If a, b, c are three non-zero vector such that no two of them are collinear and $\left( {a \times b} \right) \times c = \dfrac{1}{3}\left| b \right|\left| c \right|\overrightarrow a $ . Find $\sin \theta $ if $\theta $ Is angle between $\left( {b \times c} \right)$.

Answer 1

Hint:
We can expand the LHS of the given relation using the property of vector triple product \[a \times \left( {b \times c} \right) = b\left( {a.c} \right) - c\left( {a.b} \right)\]. Then we can find the dot product using the relation \[a.b = \left| a \right|\left| b \right|\cos \theta \]. Then we can equate the coefficients of the vectors. By solving we get the value of \[\cos \theta \]. Then we can find the value of $\sin \theta $ using the relation ${\sin ^2}\theta = 1 - {\cos ^2}\theta $.

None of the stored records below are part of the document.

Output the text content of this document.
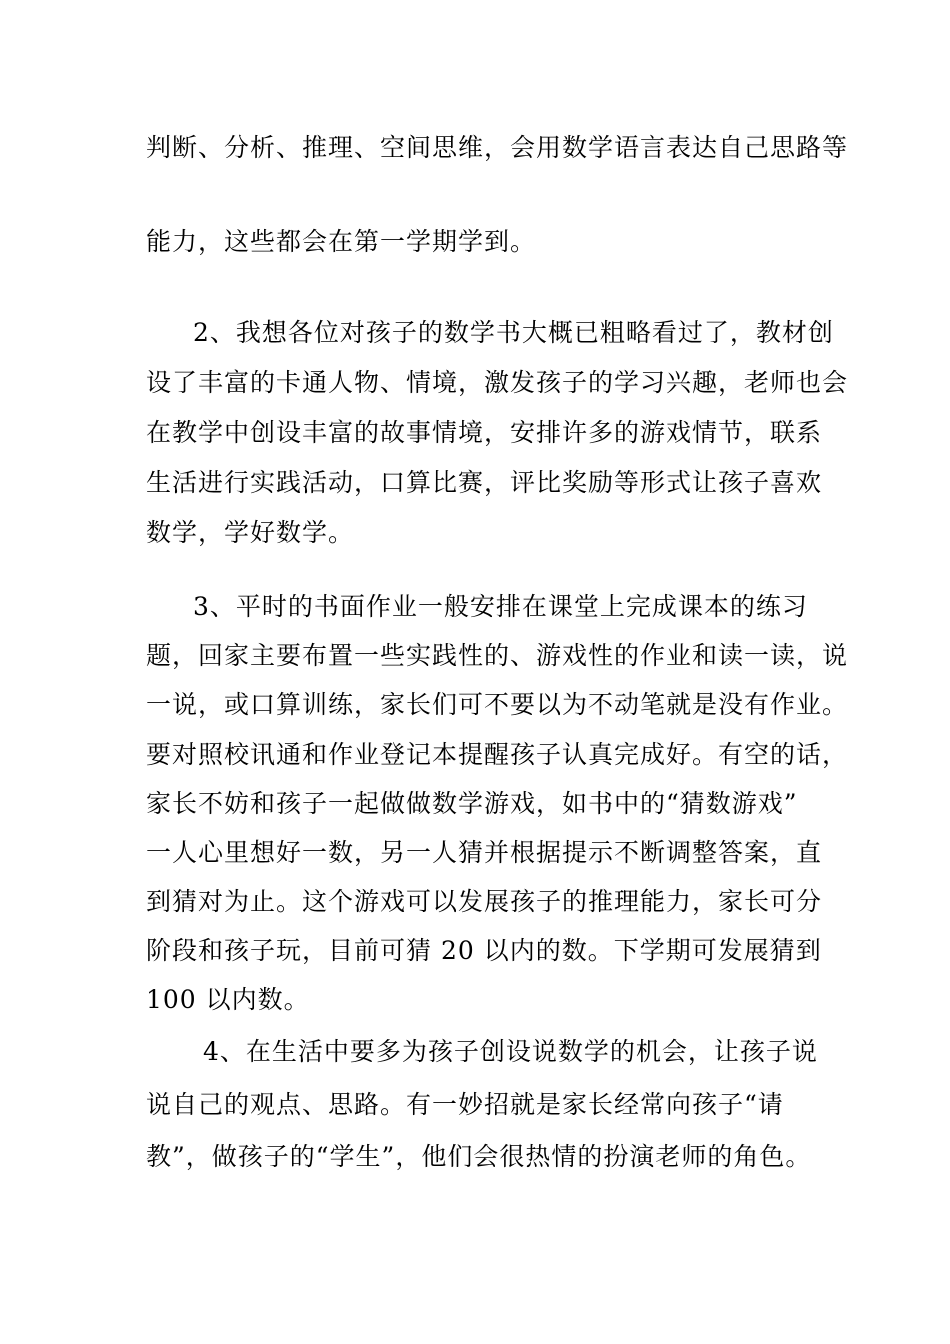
判断、分析、推理、空间思维，会用数学语言表达自己思路等
能力，这些都会在第一学期学到。
2、我想各位对孩子的数学书大概已粗略看过了，教材创
设了丰富的卡通人物、情境，激发孩子的学习兴趣，老师也会
在教学中创设丰富的故事情境，安排许多的游戏情节，联系
生活进行实践活动，口算比赛，评比奖励等形式让孩子喜欢
数学，学好数学。
3、平时的书面作业一般安排在课堂上完成课本的练习
题，回家主要布置一些实践性的、游戏性的作业和读一读，说
一说，或口算训练，家长们可不要以为不动笔就是没有作业。
要对照校讯通和作业登记本提醒孩子认真完成好。有空的话，
家长不妨和孩子一起做做数学游戏，如书中的“猜数游戏”
一人心里想好一数，另一人猜并根据提示不断调整答案，直
到猜对为止。这个游戏可以发展孩子的推理能力，家长可分
阶段和孩子玩，目前可猜 20 以内的数。下学期可发展猜到
100 以内数。
4、在生活中要多为孩子创设说数学的机会，让孩子说
说自己的观点、思路。有一妙招就是家长经常向孩子“请
教”，做孩子的“学生”，他们会很热情的扮演老师的角色。
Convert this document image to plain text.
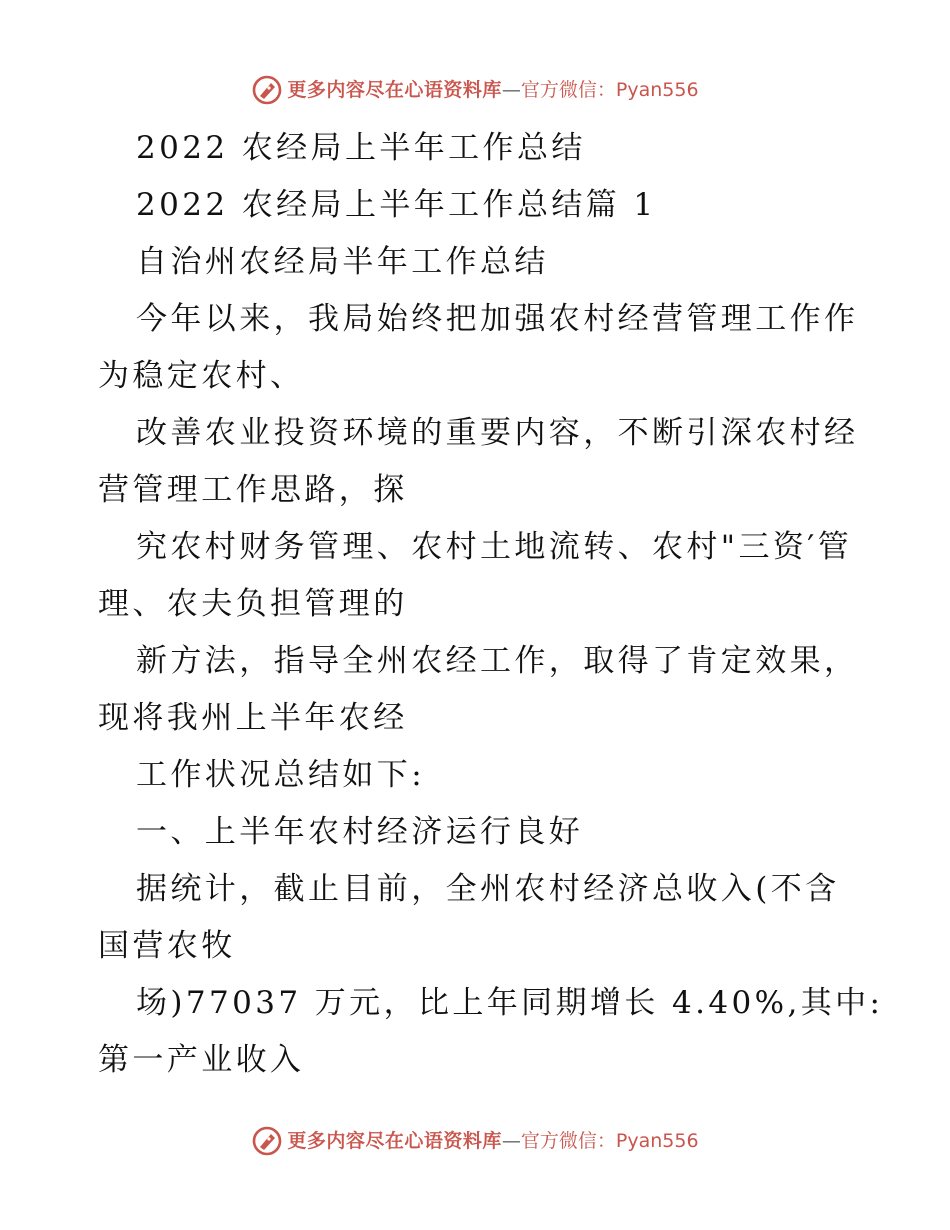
更多内容尽在心语资料库 — 官方微信：Pyan556
2022 农经局上半年工作总结
2022 农经局上半年工作总结篇 1
自治州农经局半年工作总结
今年以来，我局始终把加强农村经营管理工作作
为稳定农村、
改善农业投资环境的重要内容，不断引深农村经
营管理工作思路，探
究农村财务管理、农村土地流转、农村"三资′管
理、农夫负担管理的
新方法，指导全州农经工作，取得了肯定效果，
现将我州上半年农经
工作状况总结如下:
一、上半年农村经济运行良好
据统计，截止目前，全州农村经济总收入(不含
国营农牧
场)77037 万元，比上年同期增长 4.40%,其中:
第一产业收入
更多内容尽在心语资料库 — 官方微信：Pyan556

Complete step by step solution:
We have the vector triple product of 3 vectors \[\vec a\] , \[\vec b\] and \[\vec c\] where no two of them are collinear given as,
 $\left( {a \times b} \right) \times c = \dfrac{1}{3}\left| b \right|\left| c \right|\overrightarrow a $
By property of cross product of vectors, \[\vec a \times \vec b = - \vec b \times \vec a\], on applying this, we get,
 $ \Rightarrow - c \times \left( {a \times b} \right) = \dfrac{1}{3}\left| b \right|\left| c \right|\overrightarrow a $
We know that the vector triple product is defined as \[a \times \left( {b \times c} \right) = b\left( {a.c} \right) - c\left( {a.b} \right)\] . On expanding the above equation, we get,
  \[ \Rightarrow - \left( {c.b} \right)\vec a + \left( {c.a} \right)\vec b = \dfrac{1}{3}\left| b \right|\left| c \right|\overrightarrow a \]
As no two vectors are collinear, the coefficient of \[\vec b\] will be zero.
 \[ \Rightarrow - \left( {c.b} \right)\vec a = \dfrac{1}{3}\left| b \right|\left| c \right|\overrightarrow a \]
We know that dot product is given by, \[a.b = \left| a \right|\left| b \right|\cos \theta \] , where $\theta $ is the angle between the vectors.
 \[ \Rightarrow - \left( {\left| b \right|\left| c \right|\cos \theta } \right)\vec a = \dfrac{1}{3}\left| b \right|\left| c \right|\overrightarrow a \]
On equating the coefficient, we get,
 \[ \Rightarrow - \left| b \right|\left| c \right|\cos \theta = \dfrac{1}{3}\left| b \right|\left| c \right|\]
On further simplification, we get,
 \[ \Rightarrow \cos \theta = - \dfrac{1}{3}\]
We need to find the sin of the angle. We know that ${\sin ^2}\theta = 1 - {\cos ^2}\theta $ . On substituting the value, we get,
 $ \Rightarrow {\sin ^2}\theta = 1 - {\left( { - \dfrac{1}{3}} \right)^2}$
On simplification we get,
 $ \Rightarrow {\sin ^2}\theta = 1 - \dfrac{1}{9}$
On taking LCM we get,
 $ \Rightarrow {\sin ^2}\theta = \dfrac{{9 - 1}}{9}$
On further simplification we get,
 $ \Rightarrow {\sin ^2}\theta = \dfrac{8}{9}$
On taking the square root, we get,
 \[ \Rightarrow \sin \theta = \pm \sqrt {\dfrac{8}{9}} \]
 \[ \Rightarrow \sin \theta = \pm \dfrac{{2\sqrt 2 }}{3}\]

Note:
Vector triple product of 3 vectors is defined as the cross product of one vector with the cross product of the other two vectors. Vector triple products will always give a vector. For the vector triple product \[a \times \left( {b \times c} \right)\] , the resultant vector will be coplanar with b and c and will be perpendicular to a. We can write the vector product as the linear combinations of vectors b and c using the relation \[a \times \left( {b \times c} \right) = b\left( {a.c} \right) - c\left( {a.b} \right)\] . While taking the square root, we must take both positive and negative values as the quadrant is not mentioned.